Brown began the work that became this book out of intellectual curiosity. She is a Druid, a member of the Order of Bards, Ovates and Druids (OBOD), and -- significantly for readers of this book -- a nontheist. She rejects the label atheist because "it seems too much like certainty to me," but nevertheless, she does not include gods in her pagan practice. Her spirituality did not include prayer per se because, without deities, to just whom is one praying?
When she became interested in prayer, she looked into Christian, Buddhist and Shinto practices among others to gain insight into how prayer manifests in various religions. An early and important revelation was in a book by a Christian author who wrote that prayer is "about entering a mystery, not getting a result." From there, Brown launched into a personal experiment with prayer, from which this book eventually emerged.
She explores each of her topics in considerable depth, and brings a great deal of scholarship to bear. Attempting to summarize it would not do justice to it, because watching her thoughts reveal themselves in full measure is one of the pleasures of reading this work.

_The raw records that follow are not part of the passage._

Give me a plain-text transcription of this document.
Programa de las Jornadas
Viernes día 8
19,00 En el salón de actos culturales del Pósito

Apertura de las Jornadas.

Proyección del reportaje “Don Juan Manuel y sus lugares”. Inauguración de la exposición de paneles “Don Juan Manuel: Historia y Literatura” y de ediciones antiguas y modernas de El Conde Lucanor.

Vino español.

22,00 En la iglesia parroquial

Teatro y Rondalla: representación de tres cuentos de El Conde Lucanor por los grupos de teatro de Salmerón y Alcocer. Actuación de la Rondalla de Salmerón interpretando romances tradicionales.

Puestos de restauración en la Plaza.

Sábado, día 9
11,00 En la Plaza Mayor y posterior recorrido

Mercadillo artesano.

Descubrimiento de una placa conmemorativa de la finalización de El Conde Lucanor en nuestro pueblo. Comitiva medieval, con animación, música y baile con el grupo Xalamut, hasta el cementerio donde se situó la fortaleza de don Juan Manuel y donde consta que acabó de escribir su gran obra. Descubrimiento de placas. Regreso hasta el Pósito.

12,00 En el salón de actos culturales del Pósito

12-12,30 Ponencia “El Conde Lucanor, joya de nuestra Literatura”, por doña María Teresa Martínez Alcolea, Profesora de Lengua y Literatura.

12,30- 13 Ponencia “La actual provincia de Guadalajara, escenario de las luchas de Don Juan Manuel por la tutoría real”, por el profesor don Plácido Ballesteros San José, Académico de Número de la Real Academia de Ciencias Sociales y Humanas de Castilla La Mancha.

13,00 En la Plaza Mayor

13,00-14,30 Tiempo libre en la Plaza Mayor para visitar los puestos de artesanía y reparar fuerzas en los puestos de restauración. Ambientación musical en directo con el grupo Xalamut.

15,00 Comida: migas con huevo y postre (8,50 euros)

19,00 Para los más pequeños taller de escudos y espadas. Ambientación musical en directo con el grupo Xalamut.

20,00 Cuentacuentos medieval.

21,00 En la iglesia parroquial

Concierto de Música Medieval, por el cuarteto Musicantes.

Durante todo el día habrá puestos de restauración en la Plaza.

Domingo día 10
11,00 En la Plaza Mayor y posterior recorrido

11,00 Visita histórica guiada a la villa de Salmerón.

As an OBOD Druid, Brown has a particular perspective, as would a Hellenic Reconstructionist or an Asutruar. "Pagan" has become too big a word to mean much specific; however, she says emphatically and frequently through the book that she is intending only to describe her thoughts and experience, not to issue proclamations that everyone should accept. With that caveat in mind, she has written an interesting and useful book.